Presented at
AppSec USA 2014,
Sept. 19, 2014, 3 p.m.
(45 minutes).
Headless browsers have quietly become indispensable tools for security teams, researchers, and attackers focusing on web applications. Tools like PhantomJS enable anyone to interact with highly dynamic websites to find vulnerabilities, performance bottlenecks, and even automate attacks.
This presentation will dive into the offensive use of these tools, and how to counteract them in practice. This will include techniques used by attackers to find vulnerabilities in websites, and how security teams can use these techniques to perform their own daily security practice.
With these base established, we will delve into an extended analysis of techniques that malicious browsers use to impersonate real end-users, and the countermeasures security teams can use to expose them. We will provide examples of how to collect threat forensics and attacker attribution data when malicious browsers are detected on your site. Lastly we will review vulnerabilities in headless browsers themselves and provide recommendations to ensure that your tools aren't turned against you.

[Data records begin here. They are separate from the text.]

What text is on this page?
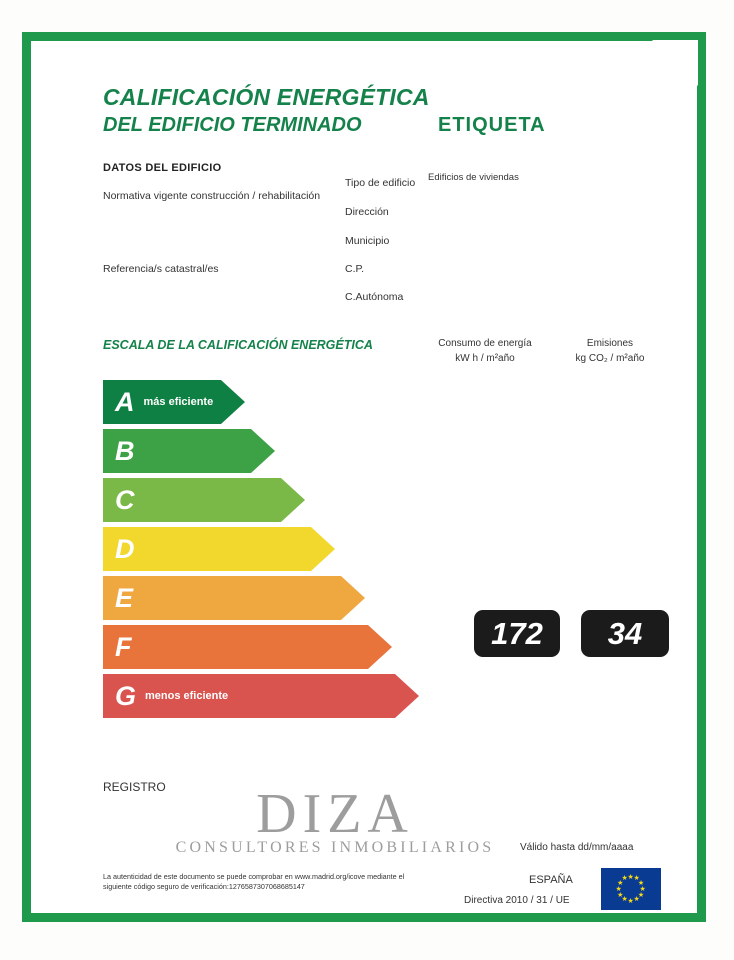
CALIFICACIÓN ENERGÉTICA
DEL EDIFICIO TERMINADO	ETIQUETA
DATOS DEL EDIFICIO
Normativa vigente construcción / rehabilitación
Referencia/s catastral/es
Tipo de edificio Edificios de viviendas
Dirección
Municipio
C.P.
C.Autónoma
ESCALA DE LA CALIFICACIÓN ENERGÉTICA	Consumo de energía
kW h / m²año
Emisiones
kg CO₂ / m²año
A más eficiente
B
C
D
E
F
G menos eficiente
172	34
REGISTRO	DIZA
CONSULTORES INMOBILIARIOS	Válido hasta dd/mm/aaaa
La autenticidad de este documento se puede comprobar en www.madrid.org/icove mediante el siguiente código seguro de verificación:1276587307068685147
ESPAÑA
Directiva 2010 / 31 / UE
★ ★
★
★
★
★
★
★
★
★
★
★
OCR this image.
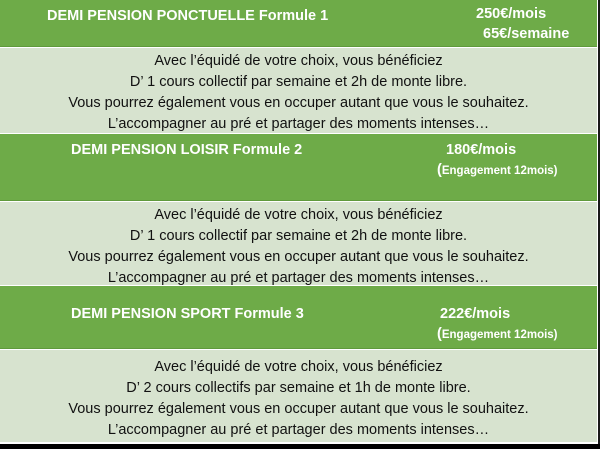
DEMI PENSION PONCTUELLE Formule 1	250€/mois
65€/semaine
Avec l’équidé de votre choix, vous bénéficiez
D’ 1 cours collectif par semaine et 2h de monte libre.
Vous pourrez également vous en occuper autant que vous le souhaitez.
L’accompagner au pré et partager des moments intenses…
DEMI PENSION LOISIR Formule 2	180€/mois
(Engagement 12mois)
Avec l’équidé de votre choix, vous bénéficiez
D’ 1 cours collectif par semaine et 2h de monte libre.
Vous pourrez également vous en occuper autant que vous le souhaitez.
L’accompagner au pré et partager des moments intenses…
DEMI PENSION SPORT Formule 3	222€/mois
(Engagement 12mois)
Avec l’équidé de votre choix, vous bénéficiez
D’ 2 cours collectifs par semaine et 1h de monte libre.
Vous pourrez également vous en occuper autant que vous le souhaitez.
L’accompagner au pré et partager des moments intenses…
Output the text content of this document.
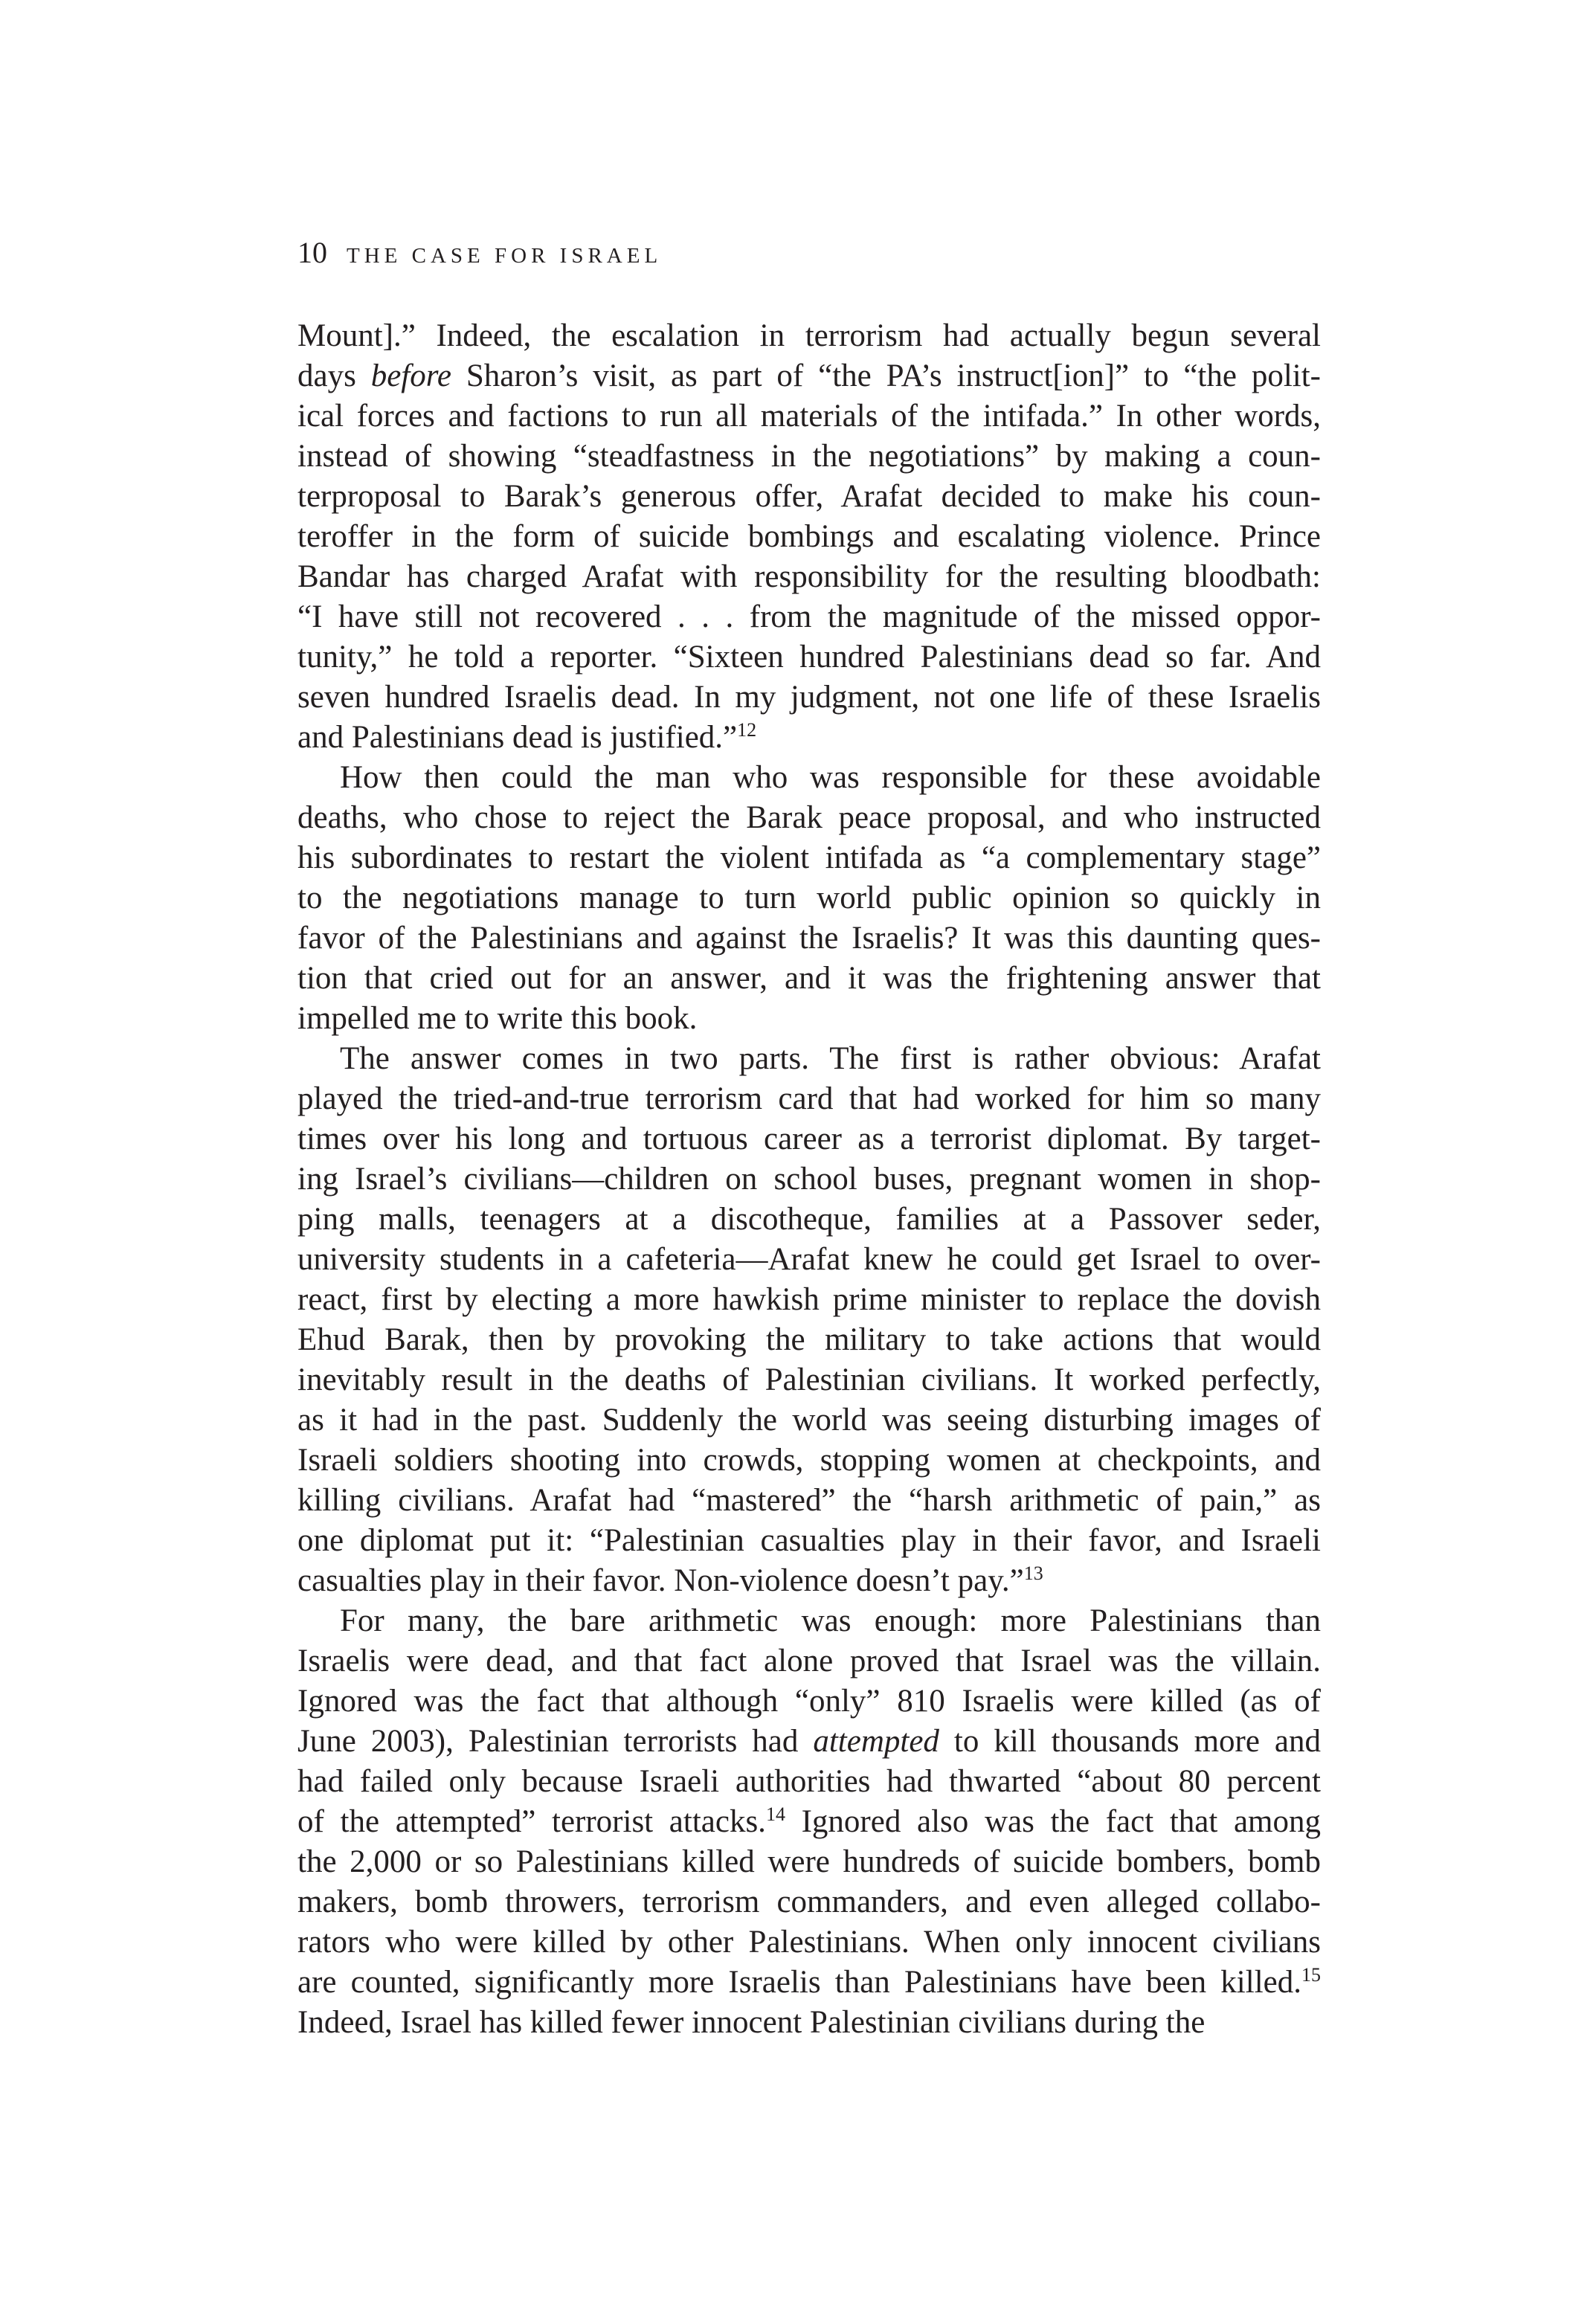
10 THE CASE FOR ISRAEL

Mount].” Indeed, the escalation in terrorism had actually begun several
days before Sharon’s visit, as part of “the PA’s instruct[ion]” to “the polit-
ical forces and factions to run all materials of the intifada.” In other words,
instead of showing “steadfastness in the negotiations” by making a coun-
terproposal to Barak’s generous offer, Arafat decided to make his coun-
teroffer in the form of suicide bombings and escalating violence. Prince
Bandar has charged Arafat with responsibility for the resulting bloodbath:
“I have still not recovered . . . from the magnitude of the missed oppor-
tunity,” he told a reporter. “Sixteen hundred Palestinians dead so far. And
seven hundred Israelis dead. In my judgment, not one life of these Israelis
and Palestinians dead is justified.”$^{12}$

How then could the man who was responsible for these avoidable
deaths, who chose to reject the Barak peace proposal, and who instructed
his subordinates to restart the violent intifada as “a complementary stage”
to the negotiations manage to turn world public opinion so quickly in
favor of the Palestinians and against the Israelis? It was this daunting ques-
tion that cried out for an answer, and it was the frightening answer that
impelled me to write this book.

The answer comes in two parts. The first is rather obvious: Arafat
played the tried-and-true terrorism card that had worked for him so many
times over his long and tortuous career as a terrorist diplomat. By target-
ing Israel’s civilians—children on school buses, pregnant women in shop-
ping malls, teenagers at a discotheque, families at a Passover seder,
university students in a cafeteria—Arafat knew he could get Israel to over-
react, first by electing a more hawkish prime minister to replace the dovish
Ehud Barak, then by provoking the military to take actions that would
inevitably result in the deaths of Palestinian civilians. It worked perfectly,
as it had in the past. Suddenly the world was seeing disturbing images of
Israeli soldiers shooting into crowds, stopping women at checkpoints, and
killing civilians. Arafat had “mastered” the “harsh arithmetic of pain,” as
one diplomat put it: “Palestinian casualties play in their favor, and Israeli
casualties play in their favor. Non-violence doesn’t pay.”$^{13}$

For many, the bare arithmetic was enough: more Palestinians than
Israelis were dead, and that fact alone proved that Israel was the villain.
Ignored was the fact that although “only” 810 Israelis were killed (as of
June 2003), Palestinian terrorists had attempted to kill thousands more and
had failed only because Israeli authorities had thwarted “about 80 percent
of the attempted” terrorist attacks.$^{14}$ Ignored also was the fact that among
the 2,000 or so Palestinians killed were hundreds of suicide bombers, bomb
makers, bomb throwers, terrorism commanders, and even alleged collabo-
rators who were killed by other Palestinians. When only innocent civilians
are counted, significantly more Israelis than Palestinians have been killed.$^{15}$
Indeed, Israel has killed fewer innocent Palestinian civilians during the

Introduction to Headless Browsers
- What it is and how it works
- Legitimate uses and how you can benefit
- Malicious Use of PhantomJS
- Impersonate a legitimate browser
- Fuzzing a web application
- Find performance bottlenecks
Exploiting the Exploiter
- How attackers attempt to hide
- How to expose them on your site
- Additional evasion and techniques and countermeasures
Demonstrations
- Example of attacking with phantomJS with subsequent detection
- Arbitrary code execution on up-to-date remote PhantomJS
- Various ways of abusing remote PhantomJS
Counter-attacking and Attribution
- How to turn a headless browser against the attacker
- Vulnerabilities in PhantomJS
- Best practices for using headless browsers safely
Presenters:
-
Sergey Shekyan
- Principal Engineer - Shape Security
Sergey Shekyan is a Principal Engineer at Shape Security, where he is focused on the development of the new generation web security product. Prior to Shape Security, he spent 4 years at Qualys developing their on demand web application vulnerability scanning service. Sergey presented research at security conferences around the world, covering various information security topics. Sergey has spoken at BlackHat USA, HITB Amsterdam, PHDays, H2HC, and other security conferences.
-
Bei Zhang
- Senior Software Engineer - Shape Security
Bei Zhang is a Senior Software Engineer at Shape Security, focused on analysis and countermeasures of automatic web attacks. Previously, he worked at the Chrome team at Google with a focus on the Chrome Apps API. His interests include web security, source code analysis, and algorithms.